En Roumanie, du vote antisystème au nationalisme

Après un premier tour inattendu lors de la présidentielle, qui a vu la coalition de gauche battue au profit d’un candidat prorusse, les sociaux-démocrates sont arrivés en tête des législatives le dimanche suivant, suivis de près par l’extrême droite. Le second tour de la présidentielle a été annulé par la Cour constitutionnelle ce 6 décembre.

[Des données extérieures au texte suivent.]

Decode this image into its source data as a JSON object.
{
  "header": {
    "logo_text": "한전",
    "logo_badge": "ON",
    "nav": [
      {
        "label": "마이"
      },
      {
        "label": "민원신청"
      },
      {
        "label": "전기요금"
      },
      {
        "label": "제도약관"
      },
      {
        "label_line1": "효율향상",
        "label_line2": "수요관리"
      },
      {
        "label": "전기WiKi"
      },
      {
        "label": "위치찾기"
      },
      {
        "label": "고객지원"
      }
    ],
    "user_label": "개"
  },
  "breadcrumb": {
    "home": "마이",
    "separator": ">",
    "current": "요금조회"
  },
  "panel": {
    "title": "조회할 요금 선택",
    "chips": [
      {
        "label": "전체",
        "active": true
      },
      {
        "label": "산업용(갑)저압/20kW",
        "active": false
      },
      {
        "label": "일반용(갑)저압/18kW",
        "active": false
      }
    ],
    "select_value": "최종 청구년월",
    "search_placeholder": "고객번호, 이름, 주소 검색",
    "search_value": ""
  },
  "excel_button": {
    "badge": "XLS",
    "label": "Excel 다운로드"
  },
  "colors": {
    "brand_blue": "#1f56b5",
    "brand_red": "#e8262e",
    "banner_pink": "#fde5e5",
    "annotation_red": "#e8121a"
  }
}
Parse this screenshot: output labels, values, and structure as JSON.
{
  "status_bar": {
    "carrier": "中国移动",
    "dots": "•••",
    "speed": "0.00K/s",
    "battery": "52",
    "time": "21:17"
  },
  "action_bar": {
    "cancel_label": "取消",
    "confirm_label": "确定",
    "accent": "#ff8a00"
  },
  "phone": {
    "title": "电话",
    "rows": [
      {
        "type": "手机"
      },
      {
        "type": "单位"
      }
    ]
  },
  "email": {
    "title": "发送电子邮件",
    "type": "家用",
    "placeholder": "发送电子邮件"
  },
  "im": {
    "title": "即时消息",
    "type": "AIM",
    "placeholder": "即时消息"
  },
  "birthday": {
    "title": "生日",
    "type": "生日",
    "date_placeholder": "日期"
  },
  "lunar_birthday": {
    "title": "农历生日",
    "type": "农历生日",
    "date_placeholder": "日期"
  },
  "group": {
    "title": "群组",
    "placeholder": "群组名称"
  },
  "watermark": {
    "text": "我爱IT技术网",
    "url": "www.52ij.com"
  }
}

Hervé Bossy (collectif Focus)  • 4 décembre 2024 abonné·es
En Roumanie, du vote antisystème au nationalisme
Călin Georgescu a mené une campagne anti-occidentale.
© Andrei Pungovschi / Getty Images / AFP

Mise à jour le 6 décembre

La Cour constitutionnelle a décidé ce vendredi 6 décembre d’annuler l’élection présidentielle en Roumanie, dont le premier tour contesté avait eu lieu le 24 novembre. Le second tour devait se dérouler dimanche. Des informations déclassifiées affirmaient que la Russie avait mené une campagne en ligne pour promouvoir Călin Georgescu, aux positions pro-russes.

Quasi invisible dans les sondages, absent des médias traditionnels et principalement porté par TikTok, Călin Georgescu a créé la surprise en se plaçant en tête du premier tour de l’élection présidentielle roumaine, le 24 novembre. Les législatives du 1er décembre ont confirmé l’ascension éclair de l’extrême droite populiste – qui a remporté près du tiers des sièges de l’Assemblée nationale.

Si cette tendance politique était restée marginale depuis l’intégration de la Roumanie à l’Union européenne en 2007, le pays avait cependant vu émerger en 2019 le parti AUR (Alliance pour l’unité des Roumains), sous la direction de George Simion. Ce parti conservateur, aux tendances prorusses, avait lui aussi créé la surprise en obtenant près de 10 % des voix aux législatives de 2020.

Depuis, l’AUR a doublé son score grâce à une stratégie consistant à cultiver un réseau d’élus locaux tout en modérant son message sur l’UE et l’Otan. « En voulant se normaliser pour gagner en crédibilité, l’AUR a laissé la voie libre à l’émergence et à la structuration de courants plus radicaux », explique Sergiu Miscoiu, professeur de sciences politiques à l’université Babeș-Bolyai de Cluj-Napoca.

La peur d’une possible implication de la Roumanie dans la guerre en Ukraine a été un élément central du vote pour Georgescu.

V.S. Cosma

Ces courants sont incarnés par le parti SOS Roumanie, conduit par Diana Șoșoacă, qui adopte une position et une rhétorique anti-occidentale et prorusse ; mais aussi par Călin Georgescu, grand vainqueur du premier tour, et son Parti de la Jeunesse (POT). Ce dernier pourrait obtenir la présidence du pays le 8 décembre, mais les trois partis d’extrême droite, qui ont récolté plus de 35 % des voix aux législatives, pourraient être en mesure de former un gouvernement.

« Ces résultats s’expliquent en partie par un désir des électeurs de sanctionner les partis au pouvoir », poursuit Sergiu Mişcoiu. Depuis trois décennies, les deux partis dominants, le Parti social-démocrate (PSD, de centre gauche) et le Parti national libéral (PNL, de centre droit)  accumulent les scandales de corruption, de népotisme et d’opacité dans la gestion des fonds publics.